Posted: May 31, 2008 at 1410 hrs IST

Islamabad/Karachi, May 31: Pakistan government has told leading rights activist Ansar Burney's family that it had no role in his deportation from India to Dubai, his brother said on Saturday.

"I spoke to the Foreign Office and the officials told me that Pakistan had no role in the deportation," Sarim Burney, the activist's brother, said.

Ansar Burney, who played a key role in the release of Indian death row prisoner Kashmir Singh and has been campaigning for clemency for another death row prisoner Sarabjit Singh, was deported from New Delhi shortly after he arrived at Indira Gandhi Airport on Friday night.

Indian officials said he was deported because a 'look-out' notice had been issued against him.

Sarim, who works with his elder brother in the Burney Welfare Trust, said the Trust would ask the Pakistan foreign office to take up the issue with the Indian authorities.

"Some people are saying that he was deported because he was taking up the issue of Pakistani prisoners being held in Indian jails. They are suggesting that there is some sort of understanding between the two countries that the issue of prisoners should be taken up only by the two governments and not by individuals like Ansar Burney," Sarim said.

He said the people of India should question their government on Burney's deportation, especially as he had done a lot for the cause of Indian prisoners in Pakistan.

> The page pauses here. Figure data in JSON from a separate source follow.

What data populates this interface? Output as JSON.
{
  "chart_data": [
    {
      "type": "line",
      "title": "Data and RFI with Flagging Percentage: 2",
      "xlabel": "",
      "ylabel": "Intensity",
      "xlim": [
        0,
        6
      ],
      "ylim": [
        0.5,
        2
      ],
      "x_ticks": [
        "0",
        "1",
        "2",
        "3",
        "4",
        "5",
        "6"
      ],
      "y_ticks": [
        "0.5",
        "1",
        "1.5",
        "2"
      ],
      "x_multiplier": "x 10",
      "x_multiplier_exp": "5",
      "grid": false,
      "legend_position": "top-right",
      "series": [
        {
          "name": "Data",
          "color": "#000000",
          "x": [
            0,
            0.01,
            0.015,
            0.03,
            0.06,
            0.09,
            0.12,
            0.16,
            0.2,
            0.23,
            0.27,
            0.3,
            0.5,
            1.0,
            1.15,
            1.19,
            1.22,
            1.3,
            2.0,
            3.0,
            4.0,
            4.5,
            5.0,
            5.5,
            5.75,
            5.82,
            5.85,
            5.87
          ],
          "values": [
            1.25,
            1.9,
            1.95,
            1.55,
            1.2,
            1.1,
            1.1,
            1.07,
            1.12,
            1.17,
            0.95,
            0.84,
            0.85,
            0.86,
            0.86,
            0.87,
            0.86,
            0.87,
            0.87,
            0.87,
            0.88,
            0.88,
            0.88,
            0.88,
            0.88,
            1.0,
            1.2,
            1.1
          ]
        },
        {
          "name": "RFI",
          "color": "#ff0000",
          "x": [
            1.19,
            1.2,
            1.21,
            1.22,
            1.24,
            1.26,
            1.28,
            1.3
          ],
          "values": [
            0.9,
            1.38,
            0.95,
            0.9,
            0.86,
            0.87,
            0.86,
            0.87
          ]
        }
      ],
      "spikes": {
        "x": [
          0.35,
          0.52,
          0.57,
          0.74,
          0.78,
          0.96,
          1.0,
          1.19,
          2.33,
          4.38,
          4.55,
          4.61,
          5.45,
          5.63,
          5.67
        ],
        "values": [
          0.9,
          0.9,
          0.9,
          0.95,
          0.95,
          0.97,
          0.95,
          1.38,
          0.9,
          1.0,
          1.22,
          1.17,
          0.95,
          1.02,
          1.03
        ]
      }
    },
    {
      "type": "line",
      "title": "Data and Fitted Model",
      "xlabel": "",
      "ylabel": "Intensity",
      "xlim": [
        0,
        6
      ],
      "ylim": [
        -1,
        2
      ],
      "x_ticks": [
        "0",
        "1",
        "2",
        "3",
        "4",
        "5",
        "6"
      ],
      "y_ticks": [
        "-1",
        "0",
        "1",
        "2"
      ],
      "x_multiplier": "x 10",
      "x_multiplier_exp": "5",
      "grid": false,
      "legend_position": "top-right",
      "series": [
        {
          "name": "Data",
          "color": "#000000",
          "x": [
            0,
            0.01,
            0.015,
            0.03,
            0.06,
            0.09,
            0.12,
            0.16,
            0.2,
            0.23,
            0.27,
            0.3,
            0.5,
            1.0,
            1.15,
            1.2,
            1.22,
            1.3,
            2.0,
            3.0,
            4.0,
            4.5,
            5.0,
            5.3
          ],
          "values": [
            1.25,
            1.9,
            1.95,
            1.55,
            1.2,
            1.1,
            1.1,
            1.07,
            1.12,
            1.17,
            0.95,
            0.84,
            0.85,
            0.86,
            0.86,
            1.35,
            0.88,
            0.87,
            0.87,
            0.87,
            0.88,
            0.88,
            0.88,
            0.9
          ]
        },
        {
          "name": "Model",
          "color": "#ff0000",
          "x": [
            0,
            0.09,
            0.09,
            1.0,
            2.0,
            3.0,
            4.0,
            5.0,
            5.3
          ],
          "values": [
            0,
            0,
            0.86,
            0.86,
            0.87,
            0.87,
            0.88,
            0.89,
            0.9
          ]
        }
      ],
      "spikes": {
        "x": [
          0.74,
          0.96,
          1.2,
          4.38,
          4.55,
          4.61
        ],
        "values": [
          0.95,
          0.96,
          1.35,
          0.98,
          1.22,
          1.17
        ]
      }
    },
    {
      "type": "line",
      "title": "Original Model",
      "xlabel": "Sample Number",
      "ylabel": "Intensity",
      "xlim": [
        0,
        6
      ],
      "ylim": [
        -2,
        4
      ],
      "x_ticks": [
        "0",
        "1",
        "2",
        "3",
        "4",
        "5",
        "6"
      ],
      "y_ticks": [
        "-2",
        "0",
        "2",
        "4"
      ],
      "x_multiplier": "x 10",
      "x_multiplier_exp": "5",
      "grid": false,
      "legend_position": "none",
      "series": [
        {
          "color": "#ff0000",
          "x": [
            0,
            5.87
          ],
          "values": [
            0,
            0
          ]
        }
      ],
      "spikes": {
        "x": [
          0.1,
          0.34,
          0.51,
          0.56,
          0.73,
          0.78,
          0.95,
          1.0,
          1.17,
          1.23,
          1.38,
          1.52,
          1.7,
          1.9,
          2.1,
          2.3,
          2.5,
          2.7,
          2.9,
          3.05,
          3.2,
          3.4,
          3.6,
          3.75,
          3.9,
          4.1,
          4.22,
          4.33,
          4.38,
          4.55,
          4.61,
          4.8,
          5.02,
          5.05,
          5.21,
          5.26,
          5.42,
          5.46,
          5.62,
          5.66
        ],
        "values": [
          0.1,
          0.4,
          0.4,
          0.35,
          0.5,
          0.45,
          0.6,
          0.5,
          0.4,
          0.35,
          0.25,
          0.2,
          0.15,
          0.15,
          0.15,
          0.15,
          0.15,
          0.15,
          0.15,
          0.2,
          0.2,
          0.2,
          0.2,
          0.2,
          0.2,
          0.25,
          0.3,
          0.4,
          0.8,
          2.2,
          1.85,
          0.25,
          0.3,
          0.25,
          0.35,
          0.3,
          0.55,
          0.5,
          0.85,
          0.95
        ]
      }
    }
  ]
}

Sarim said Burney had flown on Saturday morning from Dubai to London, where he would decide his next course of action.

Sarim claimed that Indian authorities at the Attari and Munabao borders had detained around 200 or more Pakistanis on charges of travelling on tampered visas.

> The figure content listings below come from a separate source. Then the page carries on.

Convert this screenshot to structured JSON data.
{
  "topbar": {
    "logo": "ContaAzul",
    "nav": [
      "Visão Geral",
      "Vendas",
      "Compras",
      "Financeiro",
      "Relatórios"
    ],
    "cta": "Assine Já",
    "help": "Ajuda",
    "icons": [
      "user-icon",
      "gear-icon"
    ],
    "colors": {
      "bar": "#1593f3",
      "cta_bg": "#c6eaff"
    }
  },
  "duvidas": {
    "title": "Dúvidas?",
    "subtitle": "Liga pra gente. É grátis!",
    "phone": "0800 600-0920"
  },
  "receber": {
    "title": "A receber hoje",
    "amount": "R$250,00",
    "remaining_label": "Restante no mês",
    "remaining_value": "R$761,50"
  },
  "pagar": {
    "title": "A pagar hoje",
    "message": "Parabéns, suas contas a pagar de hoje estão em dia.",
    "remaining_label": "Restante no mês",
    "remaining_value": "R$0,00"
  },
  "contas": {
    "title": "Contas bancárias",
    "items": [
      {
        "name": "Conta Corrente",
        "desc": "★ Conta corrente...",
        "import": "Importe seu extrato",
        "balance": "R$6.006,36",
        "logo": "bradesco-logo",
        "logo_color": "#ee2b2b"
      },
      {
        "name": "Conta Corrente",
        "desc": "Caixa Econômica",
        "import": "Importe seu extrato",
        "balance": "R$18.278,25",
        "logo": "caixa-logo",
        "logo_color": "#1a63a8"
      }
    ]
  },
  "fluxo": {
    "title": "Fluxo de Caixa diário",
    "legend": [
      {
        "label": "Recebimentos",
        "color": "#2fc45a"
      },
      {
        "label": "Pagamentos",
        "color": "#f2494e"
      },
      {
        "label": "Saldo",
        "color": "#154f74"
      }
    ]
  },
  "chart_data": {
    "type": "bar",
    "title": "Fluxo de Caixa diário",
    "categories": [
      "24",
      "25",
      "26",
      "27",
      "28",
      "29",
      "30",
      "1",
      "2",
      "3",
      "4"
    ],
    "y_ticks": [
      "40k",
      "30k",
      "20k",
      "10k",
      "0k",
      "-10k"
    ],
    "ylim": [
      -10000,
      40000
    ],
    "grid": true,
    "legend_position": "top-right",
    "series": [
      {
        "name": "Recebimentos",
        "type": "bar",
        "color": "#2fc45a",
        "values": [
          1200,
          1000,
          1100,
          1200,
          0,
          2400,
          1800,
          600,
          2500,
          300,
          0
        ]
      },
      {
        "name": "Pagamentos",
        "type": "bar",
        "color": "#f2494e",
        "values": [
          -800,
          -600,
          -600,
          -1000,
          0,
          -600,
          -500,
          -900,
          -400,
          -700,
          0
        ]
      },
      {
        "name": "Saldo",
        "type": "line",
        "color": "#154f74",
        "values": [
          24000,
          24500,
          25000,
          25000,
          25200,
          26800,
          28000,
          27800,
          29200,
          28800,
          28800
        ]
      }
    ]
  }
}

"The Embassy has confirmed 80 to us but we have got 100 applications from affected families. Ansar had gone there to not only attend a seminar on human rights but also speak to the Indian authorities on the detention of these innocent Pakistani prisoners," he said.

Burney came under criticism in Pakistan for his humanitarian work to secure the release of Indian prisoners including the high profile Kashmir Singh case.

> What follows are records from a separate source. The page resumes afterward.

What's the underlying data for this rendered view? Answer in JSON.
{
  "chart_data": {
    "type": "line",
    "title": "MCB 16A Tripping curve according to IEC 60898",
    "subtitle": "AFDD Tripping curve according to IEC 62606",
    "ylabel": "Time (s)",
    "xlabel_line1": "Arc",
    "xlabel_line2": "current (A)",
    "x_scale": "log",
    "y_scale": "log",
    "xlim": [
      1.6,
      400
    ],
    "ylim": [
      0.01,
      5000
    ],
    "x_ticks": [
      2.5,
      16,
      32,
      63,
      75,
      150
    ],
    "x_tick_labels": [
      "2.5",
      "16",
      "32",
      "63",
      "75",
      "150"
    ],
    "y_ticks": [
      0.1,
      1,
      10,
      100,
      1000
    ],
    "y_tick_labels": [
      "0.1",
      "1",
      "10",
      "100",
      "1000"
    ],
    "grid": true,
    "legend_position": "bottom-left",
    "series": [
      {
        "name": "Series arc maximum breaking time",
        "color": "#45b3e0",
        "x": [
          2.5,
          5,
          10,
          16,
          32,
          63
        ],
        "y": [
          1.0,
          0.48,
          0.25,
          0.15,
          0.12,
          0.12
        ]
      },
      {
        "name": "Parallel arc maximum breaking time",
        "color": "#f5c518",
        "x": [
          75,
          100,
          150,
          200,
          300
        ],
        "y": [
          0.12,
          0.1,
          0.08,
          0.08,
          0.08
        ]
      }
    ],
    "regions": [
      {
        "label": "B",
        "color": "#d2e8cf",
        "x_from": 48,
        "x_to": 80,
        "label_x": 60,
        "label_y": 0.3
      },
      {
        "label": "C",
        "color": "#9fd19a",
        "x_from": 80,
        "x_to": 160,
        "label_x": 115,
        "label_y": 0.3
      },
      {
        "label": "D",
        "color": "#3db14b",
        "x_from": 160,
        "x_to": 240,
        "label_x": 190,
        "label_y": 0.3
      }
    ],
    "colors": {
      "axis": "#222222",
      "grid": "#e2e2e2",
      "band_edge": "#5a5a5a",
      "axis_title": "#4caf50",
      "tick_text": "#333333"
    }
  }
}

He had visited India in April and met Home Minister Shivraj Patil and Foreign Secretary Shivshankar Menon. He had also met Sarabjit's family in Amritsar and filed a fresh petition seeking clemency for him on the basis of evidence provided by the family.

President Pervez Musharraf approved in February a mercy petition filed on behalf of Kashmir Singh, who spent 35 years on death row in Pakistani jails, by the Human Rights Ministry, which was then headed by Burney.